Expérimentations

Maman était tellement éprise de ses violettes africaines qu’elle disait que c’était comme de la nourriture pour son âme. Chaque moment qu’elle avait de libre, elle s’effaçait pour aller dans sa serre au bout du jardin avec ses 3 inséparables petits compagnons, Fizzy, son chien et ses deux chats, Wooz et Sammy. Ils la suivaient partout, mais ils n’avaient cependant pas la permission d’entrer dans la serre. Un jour, les chats y sont parvenus et ont fait toute une pagaille, brisant des feuilles partout sur leur passage.
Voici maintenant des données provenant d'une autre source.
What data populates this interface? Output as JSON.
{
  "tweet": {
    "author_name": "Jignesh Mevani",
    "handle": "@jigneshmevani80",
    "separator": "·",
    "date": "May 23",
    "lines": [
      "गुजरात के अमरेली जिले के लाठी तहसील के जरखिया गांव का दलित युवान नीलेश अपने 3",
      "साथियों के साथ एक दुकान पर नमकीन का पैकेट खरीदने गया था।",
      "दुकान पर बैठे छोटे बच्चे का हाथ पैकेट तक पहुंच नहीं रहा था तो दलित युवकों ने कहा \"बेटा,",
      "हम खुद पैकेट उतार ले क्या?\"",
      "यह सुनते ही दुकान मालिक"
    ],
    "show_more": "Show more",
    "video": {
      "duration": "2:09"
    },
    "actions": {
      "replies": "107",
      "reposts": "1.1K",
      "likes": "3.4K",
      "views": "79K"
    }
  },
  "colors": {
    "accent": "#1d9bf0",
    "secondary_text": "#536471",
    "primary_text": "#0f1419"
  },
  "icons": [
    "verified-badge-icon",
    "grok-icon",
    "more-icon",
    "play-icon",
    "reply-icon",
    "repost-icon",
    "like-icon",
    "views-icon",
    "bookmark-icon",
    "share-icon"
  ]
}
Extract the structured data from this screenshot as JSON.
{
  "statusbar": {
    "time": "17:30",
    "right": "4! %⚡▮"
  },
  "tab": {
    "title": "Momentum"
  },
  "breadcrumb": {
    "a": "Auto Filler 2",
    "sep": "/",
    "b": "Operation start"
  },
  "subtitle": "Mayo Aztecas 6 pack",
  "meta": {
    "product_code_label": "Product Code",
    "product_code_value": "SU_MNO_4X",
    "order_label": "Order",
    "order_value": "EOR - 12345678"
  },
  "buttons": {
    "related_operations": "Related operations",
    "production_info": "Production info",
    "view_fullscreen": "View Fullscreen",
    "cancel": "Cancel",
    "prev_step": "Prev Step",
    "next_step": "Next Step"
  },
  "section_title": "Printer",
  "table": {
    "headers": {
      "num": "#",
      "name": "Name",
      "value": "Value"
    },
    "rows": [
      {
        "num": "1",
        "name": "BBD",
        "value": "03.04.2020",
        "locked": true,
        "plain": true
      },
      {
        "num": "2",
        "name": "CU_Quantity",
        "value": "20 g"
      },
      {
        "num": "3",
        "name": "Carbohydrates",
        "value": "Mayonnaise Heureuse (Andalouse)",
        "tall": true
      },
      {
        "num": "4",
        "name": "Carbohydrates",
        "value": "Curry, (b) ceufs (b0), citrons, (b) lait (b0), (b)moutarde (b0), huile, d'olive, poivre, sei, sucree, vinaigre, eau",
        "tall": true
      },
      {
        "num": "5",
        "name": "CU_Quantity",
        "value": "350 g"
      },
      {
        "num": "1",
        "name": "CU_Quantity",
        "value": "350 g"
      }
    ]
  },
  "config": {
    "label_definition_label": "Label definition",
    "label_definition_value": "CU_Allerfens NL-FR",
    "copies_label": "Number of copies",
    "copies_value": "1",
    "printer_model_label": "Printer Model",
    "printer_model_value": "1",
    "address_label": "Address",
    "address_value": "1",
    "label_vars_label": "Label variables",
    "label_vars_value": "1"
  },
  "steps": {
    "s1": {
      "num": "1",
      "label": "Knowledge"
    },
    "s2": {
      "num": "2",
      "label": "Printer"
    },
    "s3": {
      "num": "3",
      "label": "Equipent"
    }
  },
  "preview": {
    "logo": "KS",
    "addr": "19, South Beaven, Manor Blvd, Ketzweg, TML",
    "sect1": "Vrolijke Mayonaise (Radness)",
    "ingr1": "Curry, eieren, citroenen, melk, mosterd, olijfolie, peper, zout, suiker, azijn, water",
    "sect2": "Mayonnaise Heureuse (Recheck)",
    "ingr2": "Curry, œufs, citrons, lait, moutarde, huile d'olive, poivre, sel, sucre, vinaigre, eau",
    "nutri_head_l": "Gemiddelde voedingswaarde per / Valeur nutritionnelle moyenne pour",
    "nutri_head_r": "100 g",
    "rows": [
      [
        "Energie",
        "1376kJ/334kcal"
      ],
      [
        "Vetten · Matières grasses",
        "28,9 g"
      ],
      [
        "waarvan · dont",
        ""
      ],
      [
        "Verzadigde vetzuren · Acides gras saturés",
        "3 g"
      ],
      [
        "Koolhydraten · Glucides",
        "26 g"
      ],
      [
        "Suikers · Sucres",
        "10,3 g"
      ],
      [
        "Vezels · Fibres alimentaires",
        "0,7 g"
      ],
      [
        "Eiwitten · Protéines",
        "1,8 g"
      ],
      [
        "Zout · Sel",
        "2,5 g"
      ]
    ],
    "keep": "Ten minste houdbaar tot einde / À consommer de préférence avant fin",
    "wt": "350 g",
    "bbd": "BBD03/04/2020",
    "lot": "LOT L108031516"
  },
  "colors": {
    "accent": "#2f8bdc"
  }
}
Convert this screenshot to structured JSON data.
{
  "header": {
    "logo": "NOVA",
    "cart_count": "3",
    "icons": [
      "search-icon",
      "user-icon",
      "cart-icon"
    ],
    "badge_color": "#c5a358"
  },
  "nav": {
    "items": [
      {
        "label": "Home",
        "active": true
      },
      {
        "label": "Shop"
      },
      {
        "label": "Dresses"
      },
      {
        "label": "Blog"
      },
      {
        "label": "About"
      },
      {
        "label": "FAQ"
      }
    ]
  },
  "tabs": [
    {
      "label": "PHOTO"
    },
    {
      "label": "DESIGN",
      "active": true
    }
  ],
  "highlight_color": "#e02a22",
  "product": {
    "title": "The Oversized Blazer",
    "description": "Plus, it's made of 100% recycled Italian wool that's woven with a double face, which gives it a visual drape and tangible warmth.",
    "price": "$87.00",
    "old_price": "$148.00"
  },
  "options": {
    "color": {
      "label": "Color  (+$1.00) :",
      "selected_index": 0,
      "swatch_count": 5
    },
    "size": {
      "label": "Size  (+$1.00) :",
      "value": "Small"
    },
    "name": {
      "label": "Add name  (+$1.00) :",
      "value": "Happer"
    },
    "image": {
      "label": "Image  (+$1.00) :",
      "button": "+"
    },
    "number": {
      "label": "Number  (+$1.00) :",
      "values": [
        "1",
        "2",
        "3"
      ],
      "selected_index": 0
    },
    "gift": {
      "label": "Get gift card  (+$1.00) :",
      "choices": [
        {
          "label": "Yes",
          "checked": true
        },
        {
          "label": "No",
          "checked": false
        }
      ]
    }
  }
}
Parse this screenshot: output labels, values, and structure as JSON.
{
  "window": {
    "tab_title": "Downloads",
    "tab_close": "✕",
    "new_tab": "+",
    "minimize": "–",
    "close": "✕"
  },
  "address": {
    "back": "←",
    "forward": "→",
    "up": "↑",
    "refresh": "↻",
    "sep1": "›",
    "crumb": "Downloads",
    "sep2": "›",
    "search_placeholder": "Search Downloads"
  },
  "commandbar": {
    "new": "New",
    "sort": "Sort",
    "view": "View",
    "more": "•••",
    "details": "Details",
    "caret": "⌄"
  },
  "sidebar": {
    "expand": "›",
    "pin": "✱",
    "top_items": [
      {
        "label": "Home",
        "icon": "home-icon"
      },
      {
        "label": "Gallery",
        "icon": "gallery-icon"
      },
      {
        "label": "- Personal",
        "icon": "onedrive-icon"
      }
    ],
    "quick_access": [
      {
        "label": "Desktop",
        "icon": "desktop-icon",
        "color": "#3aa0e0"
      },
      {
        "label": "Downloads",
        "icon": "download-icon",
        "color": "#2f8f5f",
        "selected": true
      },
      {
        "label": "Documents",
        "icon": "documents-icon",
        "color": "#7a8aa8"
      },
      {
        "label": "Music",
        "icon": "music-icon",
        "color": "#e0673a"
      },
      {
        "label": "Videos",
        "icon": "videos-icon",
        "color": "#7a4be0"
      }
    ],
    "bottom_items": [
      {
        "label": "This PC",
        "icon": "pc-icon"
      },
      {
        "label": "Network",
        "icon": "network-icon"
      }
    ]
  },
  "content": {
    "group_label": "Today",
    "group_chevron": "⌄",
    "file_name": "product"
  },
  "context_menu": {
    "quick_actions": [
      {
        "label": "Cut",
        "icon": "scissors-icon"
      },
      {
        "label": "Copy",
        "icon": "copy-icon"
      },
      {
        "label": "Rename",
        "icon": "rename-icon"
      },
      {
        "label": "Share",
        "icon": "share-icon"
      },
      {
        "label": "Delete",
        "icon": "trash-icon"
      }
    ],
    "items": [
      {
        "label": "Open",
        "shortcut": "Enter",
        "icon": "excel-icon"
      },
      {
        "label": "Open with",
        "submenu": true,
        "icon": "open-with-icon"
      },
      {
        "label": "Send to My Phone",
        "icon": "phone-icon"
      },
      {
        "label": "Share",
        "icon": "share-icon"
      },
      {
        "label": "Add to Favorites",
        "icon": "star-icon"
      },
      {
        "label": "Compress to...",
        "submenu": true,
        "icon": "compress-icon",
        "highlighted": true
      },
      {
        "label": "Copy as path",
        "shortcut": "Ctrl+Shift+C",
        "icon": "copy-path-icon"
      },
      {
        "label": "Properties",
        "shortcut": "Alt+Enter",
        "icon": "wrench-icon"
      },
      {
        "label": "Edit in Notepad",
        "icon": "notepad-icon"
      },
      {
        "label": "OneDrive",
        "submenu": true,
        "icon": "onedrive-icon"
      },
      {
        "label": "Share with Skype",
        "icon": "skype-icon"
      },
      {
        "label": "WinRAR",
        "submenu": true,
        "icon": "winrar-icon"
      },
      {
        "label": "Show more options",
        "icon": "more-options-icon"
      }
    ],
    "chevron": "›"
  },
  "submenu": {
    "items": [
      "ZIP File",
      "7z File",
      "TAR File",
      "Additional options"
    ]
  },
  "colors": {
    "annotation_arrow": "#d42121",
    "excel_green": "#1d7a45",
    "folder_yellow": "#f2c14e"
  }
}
Madame Mather installa rapidement une porte à ‘l’épreuve des chats’.

Madame Mather et 'Wooz'


Notre mère aimait explorer et expérimenter toutes sortes de choses dans le but d’améliorer la culture de ses violettes. L’une de ces expériences préférées était d’essayer de trouver la recette magique pour un sol parfait. Elle se mit donc à chercher du côté des différents types de fumiers qu’elle pouvait trouver.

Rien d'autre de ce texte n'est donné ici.